Instacart Aims for Up to $9.3 Billion Valuation in IPO: Unveiling Tremendous Growth Potential

Instacart seeks up to $9.3 billion valuation in IPO

Instacart announced its updated filing for the highly anticipated initial public offering (IPO) on Monday. The company aims to raise up to $616 million, differentiating between fresh capital and existing shareholders, with a valuation reaching $9.3 billion.

In the IPO, Instacart plans to offer shares at a price range of $26 to $28. This offering will consist of 14.1 million newly issued shares from the company and 7.9 million shares from selling stockholders. If the IPO’s pricing lands on the higher end bracket, the company is projected to generate approximately $616 million in proceeds.

Instacart is expected to secure a valuation between $8.6 billion and $9.3 billion. The fully diluted share count will stand at 331 million, inclusive of restricted stock units, stock options, and warrants.

PepsiCo, the multinational food giant, is set to become an investor in Instacart, securing $175 million of shares through a concurrent private placement. Goldman Sachs, one of the underwriters, will facilitate the private placement and receive a fee equal to 1.5% of the total purchase price of shares sold.
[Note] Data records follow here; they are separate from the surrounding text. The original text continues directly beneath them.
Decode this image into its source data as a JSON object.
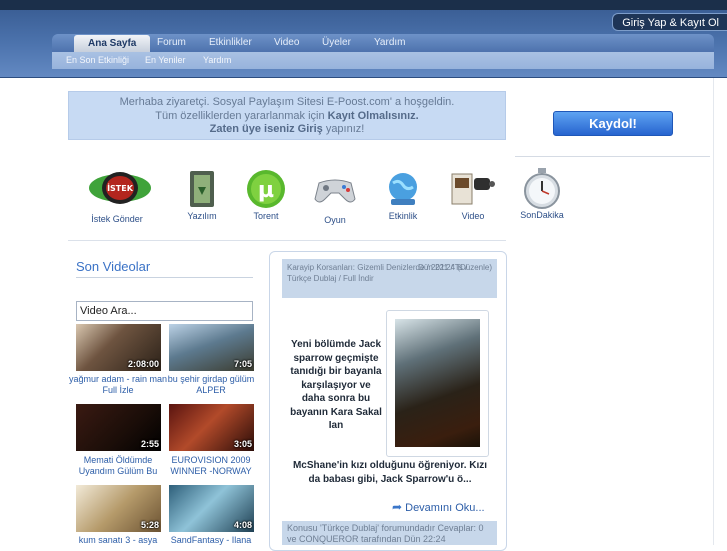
{
  "header": {
    "login_label": "Giriş Yap & Kayıt Ol",
    "nav_tabs": [
      {
        "label": "Ana Sayfa",
        "active": true
      },
      {
        "label": "Forum",
        "active": false
      },
      {
        "label": "Etkinlikler",
        "active": false
      },
      {
        "label": "Video",
        "active": false
      },
      {
        "label": "Üyeler",
        "active": false
      },
      {
        "label": "Yardım",
        "active": false
      }
    ],
    "sub_tabs": [
      "En Son Etkinliği",
      "En Yeniler",
      "Yardım"
    ]
  },
  "welcome": {
    "line1": "Merhaba ziyaretçi. Sosyal Paylaşım Sitesi E-Poost.com' a hoşgeldin.",
    "line2_prefix": "Tüm özelliklerden yararlanmak için",
    "line2_bold": "Kayıt Olmalısınız.",
    "line3_bold": "Zaten üye iseniz Giriş",
    "line3_suffix": "yapınız!"
  },
  "register_button": "Kaydol!",
  "quick_links": [
    {
      "label": "İstek Gönder",
      "icon": "request-icon"
    },
    {
      "label": "Yazılım",
      "icon": "software-folder-icon"
    },
    {
      "label": "Torent",
      "icon": "torrent-icon"
    },
    {
      "label": "Oyun",
      "icon": "gamepad-icon"
    },
    {
      "label": "Etkinlik",
      "icon": "globe-icon"
    },
    {
      "label": "Video",
      "icon": "video-camera-icon"
    },
    {
      "label": "SonDakika",
      "icon": "stopwatch-icon"
    }
  ],
  "videos_section": {
    "title": "Son Videolar",
    "search_placeholder": "Video Ara...",
    "items": [
      {
        "title": "yağmur adam - rain man Full İzle",
        "duration": "2:08:00"
      },
      {
        "title": "bu şehir girdap gülüm ALPER",
        "duration": "7:05"
      },
      {
        "title": "Memati Öldümde Uyandım Gülüm Bu",
        "duration": "2:55"
      },
      {
        "title": "EUROVISION 2009 WINNER -NORWAY",
        "duration": "3:05"
      },
      {
        "title": "kum sanatı 3 - asya",
        "duration": "5:28"
      },
      {
        "title": "SandFantasy - Ilana",
        "duration": "4:08"
      }
    ]
  },
  "post": {
    "title": "Karayip Korsanları: Gizemli Denizlerde / 2011 / Ts / Türkçe Dublaj / Full İndir",
    "date": "Dün 22:24",
    "edited": "(Düzenle)",
    "body_part1": "Yeni bölümde Jack sparrow geçmişte tanıdığı bir bayanla karşılaşıyor ve daha sonra bu bayanın Kara Sakal Ian",
    "body_part2": "McShane'in kızı olduğunu öğreniyor. Kızı da babası gibi, Jack Sparrow'u ö...",
    "read_more": "Devamını Oku...",
    "footer": "Konusu 'Türkçe Dublaj' forumundadır Cevaplar: 0 ve CONQUEROR tarafından Dün 22:24"
  },
  "colors": {
    "header_band": "#4c73ad",
    "accent_blue": "#2d5ea8",
    "register_button": "#2764cf",
    "welcome_bg": "#c7daf3"
  }
}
Norges Bank Investment Management, Norway’s sovereign wealth fund, has expressed interest in becoming a cornerstone investor in Instacart’s IPO. The fund plans to invest up to $400 million in the offering alongside TCV, Sequoia Capital, D1 Capital Partners, and Valiant Capital Management. However, the underwriters and cornerstone investors retain the ability to adjust their involvement in the IPO.

Instacart files for Nasdaq IPO under 'CART'

Instacart, one of the largest online grocery delivery firms in the United States, is preparing for one of the year’s major public flotations. The company competes with both traditional retailers and tech giants like Amazon, DoorDash, GoPuff, and Grubhub.

The updated IPO filing coincides with British chip design firm Arm’s impending blockbuster debut, which could result in a valuation of up to $52 billion. Arm estimates that the New York IPO could generate up to $4.87 billion in fresh capital.

After a year-long pause due to higher interest rates and rising inflation, the IPO market is being tested with these upcoming listings. Investor performance will heavily depend on market conditions at the time of the companies’ initial listings.

Clarification: The headline of this story has been updated to clarify the valuation using the total share count on a diluted basis.